Only in recent years has a brand of terrorist totalitarianism thrown on the fleece of the Islamic religion. And a handful of shabby bandit leaders and their rabble of cut throats have presumed to declare war on the West on behalf of the great Religion of Peace.

Is that really enough for us to forget what beloved cousins the Muslims have been to us all these centuries?

Read it here.

The Damp

Saturday, October 7th, 2006

Here’s another John Donne poem. I love John Donne. Short poems, but you can read and ponder them for hours. On the surface, he’s so cool — in the old sense of emotionally restrained — and his poems are very delicate and mannered, but the more more you ponder them, the more the emotional and spiritual depths, as well as his gentle humour, reveal themselves.

THE DAMP.

by John Donne

WHEN I am dead, and doctors know not why,
     And my friends’ curiosity
Will have me cut up to survey each part,
When they shall find your picture in my heart,
     You think a sudden damp of love
     Will thorough all their senses move,
And work on them as me, and so prefer
Your murder to the name of massacre,

Poor victories ; but if you dare be brave,
     And pleasure in your conquest have,
First kill th’ enormous giant, your Disdain ;
And let th’ enchantress Honour, next be slain ;
     And like a Goth and Vandal rise,
     Deface records and histories
Of your own arts and triumphs over men,
And without such advantage kill me then,

For I could muster up, as well as you,
     My giants, and my witches too,
Which are vast Constancy and Secretness ;
But these I neither look for nor profess ;
     Kill me as woman, let me die
     As a mere man ; do you but try
Your passive valour, and you shall find then,
Naked you have odds enough of any man.

I especially love the opening lines; the delicate switch from the witty (black humour of his friends cutting open his corpse) to the touchingly sentimental (’they shall find your picture in my heart’).

The rest of the poem maintains this gentle balance between witty wordplay (you can almost imagine him recalling a humorous conversation with his beloved wife) and the touchingly personal poetry of love.

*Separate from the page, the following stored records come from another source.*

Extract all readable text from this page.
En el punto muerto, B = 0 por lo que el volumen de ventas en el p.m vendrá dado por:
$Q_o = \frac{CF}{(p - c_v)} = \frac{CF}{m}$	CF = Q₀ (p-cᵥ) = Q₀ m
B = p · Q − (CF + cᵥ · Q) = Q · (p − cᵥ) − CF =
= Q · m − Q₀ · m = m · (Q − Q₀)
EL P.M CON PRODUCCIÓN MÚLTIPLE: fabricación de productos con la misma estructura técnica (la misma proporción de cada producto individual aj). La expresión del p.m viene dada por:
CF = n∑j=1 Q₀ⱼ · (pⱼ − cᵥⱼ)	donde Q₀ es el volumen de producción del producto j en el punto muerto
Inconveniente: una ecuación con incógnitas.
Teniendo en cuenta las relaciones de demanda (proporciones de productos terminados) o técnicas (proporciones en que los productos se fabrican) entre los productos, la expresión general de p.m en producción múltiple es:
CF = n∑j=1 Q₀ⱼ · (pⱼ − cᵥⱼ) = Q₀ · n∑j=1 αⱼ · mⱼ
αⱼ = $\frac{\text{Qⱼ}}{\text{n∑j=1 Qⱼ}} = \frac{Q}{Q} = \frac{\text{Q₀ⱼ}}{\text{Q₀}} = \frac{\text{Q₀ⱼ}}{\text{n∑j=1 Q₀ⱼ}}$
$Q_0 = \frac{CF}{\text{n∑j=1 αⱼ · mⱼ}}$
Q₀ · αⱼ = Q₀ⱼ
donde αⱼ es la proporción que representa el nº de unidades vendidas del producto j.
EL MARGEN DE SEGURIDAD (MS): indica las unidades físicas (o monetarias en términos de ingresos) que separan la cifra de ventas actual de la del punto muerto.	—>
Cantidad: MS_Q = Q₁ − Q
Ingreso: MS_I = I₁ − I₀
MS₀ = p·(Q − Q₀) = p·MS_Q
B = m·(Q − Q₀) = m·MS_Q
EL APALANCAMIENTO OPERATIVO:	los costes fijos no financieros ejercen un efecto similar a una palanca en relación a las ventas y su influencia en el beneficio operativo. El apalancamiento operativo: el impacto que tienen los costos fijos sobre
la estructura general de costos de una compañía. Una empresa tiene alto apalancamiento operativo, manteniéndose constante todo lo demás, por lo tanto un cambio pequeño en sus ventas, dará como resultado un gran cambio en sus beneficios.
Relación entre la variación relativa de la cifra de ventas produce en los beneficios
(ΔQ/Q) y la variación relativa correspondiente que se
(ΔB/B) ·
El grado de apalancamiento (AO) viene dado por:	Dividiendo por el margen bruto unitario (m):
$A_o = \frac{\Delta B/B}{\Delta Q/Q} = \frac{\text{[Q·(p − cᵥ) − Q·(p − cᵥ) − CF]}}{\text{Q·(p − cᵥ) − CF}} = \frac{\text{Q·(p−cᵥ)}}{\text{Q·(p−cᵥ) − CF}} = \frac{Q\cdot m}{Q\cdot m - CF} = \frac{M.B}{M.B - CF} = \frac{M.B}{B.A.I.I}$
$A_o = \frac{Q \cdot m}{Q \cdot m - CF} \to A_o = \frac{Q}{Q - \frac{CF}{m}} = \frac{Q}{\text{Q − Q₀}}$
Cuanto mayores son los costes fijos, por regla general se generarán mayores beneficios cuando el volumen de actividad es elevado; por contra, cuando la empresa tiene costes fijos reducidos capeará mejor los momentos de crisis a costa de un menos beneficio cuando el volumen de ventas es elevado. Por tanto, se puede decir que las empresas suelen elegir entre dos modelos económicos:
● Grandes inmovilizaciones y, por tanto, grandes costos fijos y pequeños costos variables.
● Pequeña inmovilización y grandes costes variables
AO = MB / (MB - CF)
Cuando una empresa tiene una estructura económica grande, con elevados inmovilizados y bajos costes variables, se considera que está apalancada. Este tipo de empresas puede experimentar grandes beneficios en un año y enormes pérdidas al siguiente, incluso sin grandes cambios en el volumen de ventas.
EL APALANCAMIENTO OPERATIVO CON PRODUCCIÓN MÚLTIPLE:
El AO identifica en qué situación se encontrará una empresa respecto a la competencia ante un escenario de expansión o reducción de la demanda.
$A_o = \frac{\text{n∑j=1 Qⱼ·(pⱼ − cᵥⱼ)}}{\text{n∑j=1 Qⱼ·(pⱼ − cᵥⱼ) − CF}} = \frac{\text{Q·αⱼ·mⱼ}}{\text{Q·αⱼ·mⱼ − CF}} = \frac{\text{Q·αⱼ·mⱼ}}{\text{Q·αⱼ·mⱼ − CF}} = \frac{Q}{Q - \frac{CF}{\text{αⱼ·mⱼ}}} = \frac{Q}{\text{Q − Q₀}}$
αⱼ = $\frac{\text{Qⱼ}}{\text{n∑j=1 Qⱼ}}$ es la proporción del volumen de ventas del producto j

Playfully he begins inserting those charming Christian sermons his poems are so beloved for - kill the giant Disdain, slay th’enchantress Honour, and such. A good Christian, he doesn’t flatter his beloved with high sounding falsehoods, but speaks to her honestly and uncondescendingly.

Then he gets more serious, describing his witches Constancy and Sectretness. Most would think of these as virtues, but to a devout Christian like Donne there is no doubt a pride, selfishness and even a little idolatry in these emotions. Perhaps after his bereavement, he felt there was something a little unhealthy in clinging so devotedly to his memories, in loving a memory — and yet our flaws are what make us human and our humanity is what connects us God.

Finally, the musical double couplet at the end; kill me as woman, let me die as man … naked you have odds enough of any man. What a beautiful compliment he pays his lover, ‘naked’ — her true self stripped of camouflage — would make any man overcome with love for her. He looks into his heart and sees anew that his constancy is not mere play-acting.

So witty, with its cheeky lovers’ riddles, and underneath a sincere and devoted love poem, made achingly poignant by his dear wife’s untimely death.

You’re a true heart, John Donne. And this is the poetry of true love.

A long way from home

Thursday, October 5th, 2006

There’s a Sudanese family who come to the little church. They’re refugees from massacre and persecution by terrorist bandits. They certainly seem to be a long way from home.

So many people travel and migrate these days. My wife is from Japan. We get back there when we can, but she’s a long way from home, too.

I grew up in New Zealand. That’s not so very far from where I live now, but I’m a long way from home. In fact, even in the town I grew up in I sometimes felt like I was a long way from home.

The Vicar and his wife, in the little church, were both born and raised within a few miles of here. But the truth is they’re both an equally long way from home.

If you read this, you know I’m thinking of you. We may never meet again in this life, but we’ll have plenty of time to catch up when we all return home.